Hoe verklaar je de link tussen autisme en een stoornis in de kleine hersenen? 

“Als daar iets fout loopt, wordt sociale interactie moeilijker. Dat blijkt bijvoorbeeld wanneer andere mensen dingen zeggen of doen die een beetje afwijken van wat je verwacht. Mensen zonder autisme sturen dan hun reacties automatisch bij, bijna onbewust. Net zoals die wandelaar en die tennisspeler van daarnet hun motoriek bijstuurden, zonder erover te hoeven nadenken. Die storing in de kleine hersenen verklaart wellicht waarom mensen met autisme die flexibiliteit missen. Daarom zorgen ongewone of onverwachte gebeurtenissen tijdens sociale interactie bij hen sneller voor overprikkeling en chaos. Het verklaart hun voorkeur voor een vertrouwde, voorspelbare omgeving. Ook op het vlak van motoriek zie je dat trouwens: mensen met autisme maken vaak stereotype bewegingen.” 

Autisme is vaak een genetische aandoening. Zie je dit ook in de kleine hersenen? 

“Ja. De scans van volwassen mensen met autisme tonen dat hun kleine hersenen iets minder volume hebben, in de zin van minder verbindingen. Dat is meer bepaald het geval in het achterste deel van de kleine hersenen, waar het sociaal-emotionele gedeelte zit. Het motorisch gedeelte zit meer vooraan. Dat is evolutionair te verklaren. Het sociaal-emotionele gedeelte is recenter ontstaan dan het motorische gedeelte. Omdat de kleine hersenen achter de hersenstam zitten, konden ze alleen maar naar achter groeien en ontwikkelen.” 

Hoe belangrijk is de genetische factor bij autisme? 

“Als je een broer of een zus met autisme hebt, is de kans tien procent dat jij het ook hebt. Bij een ééneiige tweeling is dat vijftig procent.” 

Genezing lijkt onmogelijk bij een stoornis die zo diep in de hersenen verweven zit. 

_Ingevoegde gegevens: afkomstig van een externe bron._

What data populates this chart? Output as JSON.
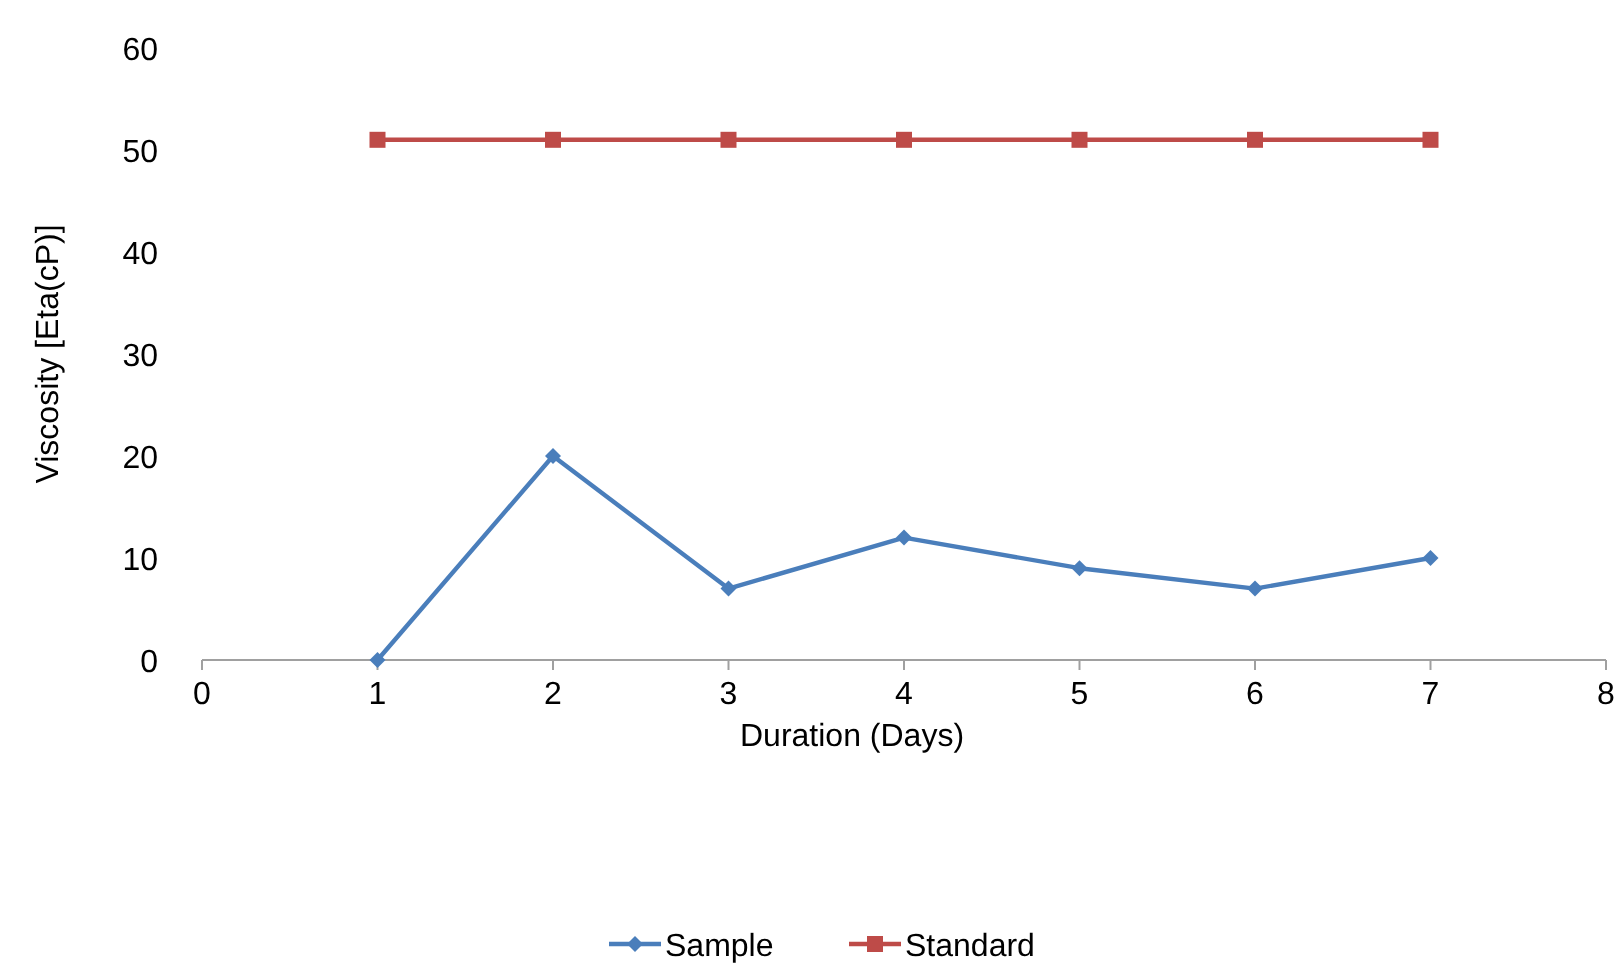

“Autisme is een ontwikkelingsstoornis, genezen zal niet lukken. Maar onze nieuwe inzichten kunnen wel van pas komen om de begeleiding van mensen met autisme te verbeteren. Begeleiders weten dat ze moeite hebben met mentalisatie, dat ze zich niet goed kunnen inbeelden wat andere mensen denken. Daar wordt op getraind. Nu komt daar het inzicht bij dat de volgorde van handelingen eveneens een uitdaging is. Ook daarop kan je werken. Eigenlijk gebeurde dat al in de jaren zestig, een beetje intuïtief vermoed ik. Men vertelde de kinderen verhalen en legde hen heel expliciet uit wat ze moesten doen en hoe ze moesten reageren bij verschillende plotwendingen. Zo pikten ze gedrag op dat ze niet spontaan konden leren.” 

Jullie onderzoeken ook of magnetische of elektrische stimulatie kan helpen bij die trainingen. 

“Het gaat om TMS en tES: transcraniële magnetische stimulatie of transcraniële elektrische stimulatie. Die technieken worden nu al gebruikt in de behandeling van depressie, als aanvulling op medicatie en psychotherapie. Er worden elektroden op het hoofd gevestigd, en door magnetische of elektrische pulsen wordt de hersenactiviteit beïnvloed. TMS wakkert rechtstreeks de signaaltransmissie in de hersenen aan, waardoor bepaalde neuronen gaan afvuren. tES werkt niet rechtstreeks: die techniek verhoogt gewoon de kans dat de neuronen gaan afvuren. Wij hebben onderzoek gedaan naar de impact van tES waarbij de kleine hersenen gestimuleerd worden. Als we gezonde proefpersonen na een sessie tES vragen om sociale handelingen in een bepaalde volgorde te zetten, zien we onder de fMRI-scanner dat alle hersengebieden die instaan voor sociale processen sterker oplichten, ze zijn meer geactiveerd. Misschien kunnen we tES ooit gebruiken bij de begeleiding van mensen met licht autisme, zodat die iets vlotter dingen kunnen leren. Maar dat is nog verre toekomstmuziek.” 

De resultaten van jullie onderzoek stonden onlangs in het gereputeerde Nature Reviews Neuroscience. Blij? Trots? 

“Allebei, voor de hele groep wetenschappers die erbij betrokken was. Voor mij persoonlijk was het ook een beetje de bekroning van een loopbaan. Ik ben sinds kort met pensioen, maar ik werk nog verder, op een wat trager tempo weliswaar. Ik blijf het superboeiend vinden.”